I keep reaching for an answer.
Not out loud.
Not in a way anyone would notice.
Just internally —
trying to line things up in a way that makes sense.
If I think about it long enough,
if I look at it from enough angles,
maybe I’ll find the piece that explains everything.
But I don’t.
And I’m starting to notice that I do this
almost automatically.
Something doesn’t make sense,
and my first instinct is to solve it.
To understand it.
To make it feel settled in my mind
so I can feel settled in myself.
But some things don’t give you that.
Some things stay unresolved
longer than you want them to.
Longer than feels comfortable.
And I think that’s the part I’ve been wrestling with.
Not the situation itself.
But the fact that I can’t make it make sense.
Because faith, for me, has always felt connected to understanding.
Like if I trust God,
things should eventually come together in a way I can follow.

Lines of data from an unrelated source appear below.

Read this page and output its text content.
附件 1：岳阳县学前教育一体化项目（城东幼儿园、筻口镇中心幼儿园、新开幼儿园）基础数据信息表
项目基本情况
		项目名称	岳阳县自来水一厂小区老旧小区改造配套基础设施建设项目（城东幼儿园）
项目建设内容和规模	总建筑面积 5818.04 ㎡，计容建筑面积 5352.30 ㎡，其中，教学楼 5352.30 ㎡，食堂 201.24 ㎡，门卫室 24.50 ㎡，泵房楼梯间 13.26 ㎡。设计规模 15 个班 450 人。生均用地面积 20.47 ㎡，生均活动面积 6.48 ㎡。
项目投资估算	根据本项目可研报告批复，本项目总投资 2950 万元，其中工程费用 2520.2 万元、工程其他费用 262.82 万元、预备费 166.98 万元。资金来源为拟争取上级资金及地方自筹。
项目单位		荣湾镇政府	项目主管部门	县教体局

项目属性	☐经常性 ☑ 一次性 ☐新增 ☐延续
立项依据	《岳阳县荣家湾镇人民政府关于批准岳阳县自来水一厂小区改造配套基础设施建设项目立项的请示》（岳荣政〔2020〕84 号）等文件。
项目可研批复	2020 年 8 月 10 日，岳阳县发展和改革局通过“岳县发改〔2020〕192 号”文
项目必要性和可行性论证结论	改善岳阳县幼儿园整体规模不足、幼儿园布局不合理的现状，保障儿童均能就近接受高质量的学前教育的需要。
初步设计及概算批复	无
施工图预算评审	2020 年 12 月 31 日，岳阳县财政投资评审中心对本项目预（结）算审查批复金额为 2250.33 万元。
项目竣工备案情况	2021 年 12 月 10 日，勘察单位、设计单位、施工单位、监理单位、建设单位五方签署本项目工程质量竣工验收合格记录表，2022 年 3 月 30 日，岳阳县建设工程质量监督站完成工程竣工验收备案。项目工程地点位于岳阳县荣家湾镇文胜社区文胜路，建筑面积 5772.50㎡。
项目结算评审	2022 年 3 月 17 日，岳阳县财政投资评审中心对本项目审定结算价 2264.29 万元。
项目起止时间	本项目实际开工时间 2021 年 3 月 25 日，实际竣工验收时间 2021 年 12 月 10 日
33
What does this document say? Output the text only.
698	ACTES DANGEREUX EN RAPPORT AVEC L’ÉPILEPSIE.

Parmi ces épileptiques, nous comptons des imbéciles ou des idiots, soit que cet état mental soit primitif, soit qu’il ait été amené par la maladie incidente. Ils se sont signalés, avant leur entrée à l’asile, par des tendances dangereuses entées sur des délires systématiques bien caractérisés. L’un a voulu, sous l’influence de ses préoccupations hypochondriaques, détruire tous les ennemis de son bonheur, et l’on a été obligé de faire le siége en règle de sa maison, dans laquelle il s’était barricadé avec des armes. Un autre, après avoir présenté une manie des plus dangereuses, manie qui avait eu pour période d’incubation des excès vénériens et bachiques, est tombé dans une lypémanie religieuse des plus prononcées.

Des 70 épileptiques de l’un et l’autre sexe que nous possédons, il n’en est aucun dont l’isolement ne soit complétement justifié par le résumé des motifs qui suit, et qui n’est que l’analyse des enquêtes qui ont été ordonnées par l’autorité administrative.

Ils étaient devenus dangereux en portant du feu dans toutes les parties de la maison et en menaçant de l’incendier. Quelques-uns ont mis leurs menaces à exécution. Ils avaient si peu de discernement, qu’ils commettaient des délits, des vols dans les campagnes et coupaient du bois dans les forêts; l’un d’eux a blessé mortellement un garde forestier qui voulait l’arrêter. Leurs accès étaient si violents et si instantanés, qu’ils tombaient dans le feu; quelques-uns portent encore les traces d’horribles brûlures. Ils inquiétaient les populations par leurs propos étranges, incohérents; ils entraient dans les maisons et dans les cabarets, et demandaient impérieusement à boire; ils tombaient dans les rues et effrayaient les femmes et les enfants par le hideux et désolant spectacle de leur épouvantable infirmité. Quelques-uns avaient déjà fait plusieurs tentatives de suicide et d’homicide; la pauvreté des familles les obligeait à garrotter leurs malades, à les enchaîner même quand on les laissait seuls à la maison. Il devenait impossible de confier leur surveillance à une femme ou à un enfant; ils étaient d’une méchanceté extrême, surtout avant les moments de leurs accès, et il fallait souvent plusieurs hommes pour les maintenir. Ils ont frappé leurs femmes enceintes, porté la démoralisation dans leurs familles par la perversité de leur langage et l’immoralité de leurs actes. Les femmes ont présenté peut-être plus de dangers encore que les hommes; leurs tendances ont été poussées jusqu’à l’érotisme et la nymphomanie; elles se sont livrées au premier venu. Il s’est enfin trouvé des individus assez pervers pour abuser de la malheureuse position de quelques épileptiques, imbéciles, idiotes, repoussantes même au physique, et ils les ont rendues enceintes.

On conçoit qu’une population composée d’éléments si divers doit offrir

But lately, it hasn’t looked like that.
It’s looked like continuing
without the explanation.
Letting things sit unfinished
without forcing them into something they’re not.
And trusting — not that I’ll figure it out —
but that I don’t have to.
“For my thoughts are not your thoughts, neither are your ways my ways,” declares the Lord.
— Isaiah 55:8–9 (NIV)
I found it! Another beautiful observation about living in Christ and letting the rest take care of itself…believing that brings a lot of comfort and contentment and room for enough space in our hearts to give ourself some grace! Love you both dearly! One more day!